The Christchurch Symphony Orchestra was keen to help and this week teamed up with Banks Ave School.
It introduced the kids to the magic of music, culminating in a concert involving the whole school.
Lucy Prattley learned all about staying in time and how to get the best out of their giant plastic drums as members of the orchestra took them through their paces.
"The drummer guy, he said to turn the drumsticks up the other way so it makes it louder... you just tap on the side and then in the middle and out the other sides as well, it makes different noises, [it's] pretty cool."
Each classroom was allocated an instrument or was instructed on how to make their own.
Some were using their voices or their hands to make music while others were learning the power of song.
Pippa Archibold said with just a week to perfect their routines ahead of the big concert, handling their nerves was all important.
"My stepmum told me this morning that everybody's going to be really nervous and to just pretend no one is in the audience, pretend no none's there and you're doing it all alone, because I'm quite scared and I get stage fright."
At a school that sits on the edge of the residential red zone, you don't have to look far to find reminders of the carnage caused by the quakes.

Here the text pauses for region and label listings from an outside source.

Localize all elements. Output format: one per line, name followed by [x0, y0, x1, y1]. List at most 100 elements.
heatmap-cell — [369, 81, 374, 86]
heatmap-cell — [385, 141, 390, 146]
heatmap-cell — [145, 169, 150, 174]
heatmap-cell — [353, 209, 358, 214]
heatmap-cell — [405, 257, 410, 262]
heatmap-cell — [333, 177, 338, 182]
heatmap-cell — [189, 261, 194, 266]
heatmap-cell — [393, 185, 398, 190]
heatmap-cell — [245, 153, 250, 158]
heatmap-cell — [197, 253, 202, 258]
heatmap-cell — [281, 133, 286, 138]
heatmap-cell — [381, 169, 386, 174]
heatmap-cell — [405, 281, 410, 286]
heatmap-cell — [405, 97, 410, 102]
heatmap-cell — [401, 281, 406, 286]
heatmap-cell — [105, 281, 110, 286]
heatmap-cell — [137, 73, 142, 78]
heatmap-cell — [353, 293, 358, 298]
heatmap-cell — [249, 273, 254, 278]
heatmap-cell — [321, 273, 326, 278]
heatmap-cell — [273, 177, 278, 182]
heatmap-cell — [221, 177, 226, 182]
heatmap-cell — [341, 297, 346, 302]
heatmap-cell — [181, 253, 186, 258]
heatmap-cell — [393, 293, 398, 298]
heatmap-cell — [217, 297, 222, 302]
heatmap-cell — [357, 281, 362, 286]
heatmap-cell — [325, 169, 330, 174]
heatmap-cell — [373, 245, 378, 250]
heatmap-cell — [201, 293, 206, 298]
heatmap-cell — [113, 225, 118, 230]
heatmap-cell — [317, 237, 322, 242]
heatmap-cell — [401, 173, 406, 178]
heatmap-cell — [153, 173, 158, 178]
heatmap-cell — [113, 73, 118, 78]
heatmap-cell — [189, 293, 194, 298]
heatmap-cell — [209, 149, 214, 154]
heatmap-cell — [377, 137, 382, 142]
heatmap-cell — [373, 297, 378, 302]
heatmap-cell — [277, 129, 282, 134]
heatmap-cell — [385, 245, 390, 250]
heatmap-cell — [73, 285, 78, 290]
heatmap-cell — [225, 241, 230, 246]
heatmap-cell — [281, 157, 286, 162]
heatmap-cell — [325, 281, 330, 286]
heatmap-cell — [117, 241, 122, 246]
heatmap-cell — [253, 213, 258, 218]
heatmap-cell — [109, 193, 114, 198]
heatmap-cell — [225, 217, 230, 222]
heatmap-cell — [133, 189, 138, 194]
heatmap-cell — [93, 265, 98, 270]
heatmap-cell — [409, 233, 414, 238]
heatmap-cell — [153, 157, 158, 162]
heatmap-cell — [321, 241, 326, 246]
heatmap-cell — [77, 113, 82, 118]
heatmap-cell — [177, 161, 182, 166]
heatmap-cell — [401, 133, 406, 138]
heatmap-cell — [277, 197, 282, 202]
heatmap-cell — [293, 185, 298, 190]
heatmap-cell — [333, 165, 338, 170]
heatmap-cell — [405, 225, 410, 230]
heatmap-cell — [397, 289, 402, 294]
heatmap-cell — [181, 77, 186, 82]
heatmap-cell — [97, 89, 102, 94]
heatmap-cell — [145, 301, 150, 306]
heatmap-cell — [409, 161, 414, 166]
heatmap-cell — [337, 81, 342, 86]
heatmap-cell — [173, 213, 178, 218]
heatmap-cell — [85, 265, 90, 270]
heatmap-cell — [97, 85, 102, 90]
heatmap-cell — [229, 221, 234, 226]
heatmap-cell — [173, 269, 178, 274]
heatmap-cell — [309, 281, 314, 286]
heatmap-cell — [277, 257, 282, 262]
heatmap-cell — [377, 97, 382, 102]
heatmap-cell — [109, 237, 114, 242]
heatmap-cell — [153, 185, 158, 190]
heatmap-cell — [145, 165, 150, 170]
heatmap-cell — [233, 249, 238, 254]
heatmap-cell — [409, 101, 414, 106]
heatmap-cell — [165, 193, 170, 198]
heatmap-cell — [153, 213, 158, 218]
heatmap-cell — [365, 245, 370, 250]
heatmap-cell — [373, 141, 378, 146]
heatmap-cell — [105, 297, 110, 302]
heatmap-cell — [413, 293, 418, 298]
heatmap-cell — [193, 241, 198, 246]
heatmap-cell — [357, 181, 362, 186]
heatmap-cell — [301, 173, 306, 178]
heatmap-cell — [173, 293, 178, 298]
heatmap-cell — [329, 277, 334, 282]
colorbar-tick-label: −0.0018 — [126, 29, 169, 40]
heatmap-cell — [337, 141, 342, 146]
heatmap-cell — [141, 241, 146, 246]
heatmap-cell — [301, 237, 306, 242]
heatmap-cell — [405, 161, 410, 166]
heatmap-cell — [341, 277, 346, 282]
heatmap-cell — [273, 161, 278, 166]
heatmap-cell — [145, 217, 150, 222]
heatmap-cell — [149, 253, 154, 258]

A violinist with the orchestra and the head of its community engagement programme, Cathy Irons, said music was a great way to restore confidence in the kids, many of whom come from families still struggling to get back on their feet emotionally and financially.
"Initially when we first come they might be a little bit tearful, they might be a little bit scared of what's going to happen, a little bit tentative.
"By the end they're really trying hard and they're relating to other children, they're relating to us and not only that but they're sharing their music with their parents, with the audience, with their community."
Earlier in the week, the school received a visit from the Canterbury University researcher, Kathleen Liberty, who discovered just how many Christchurch children were showing signs of post-traumatic stress disorder.
School principal, Toni Burnside, said Ms Liberty was impressed with the difference the orchestra had helped to make to the children's behaviour in just a week.
Post-traumatic-stress manifested itself in a number of ways, she said.
"You get children who aren't sleeping and we have a lot of really tired children, you get children who aren't eating... you get a lot of attachment disorders, where children don't want to be away from their parents and are really weepy, we have toileting issues."
Ms Burnside said a lack of support from the Ministry of Education meant schools like hers had to tackle those issues by themselves, or with the help of neighbouring schools.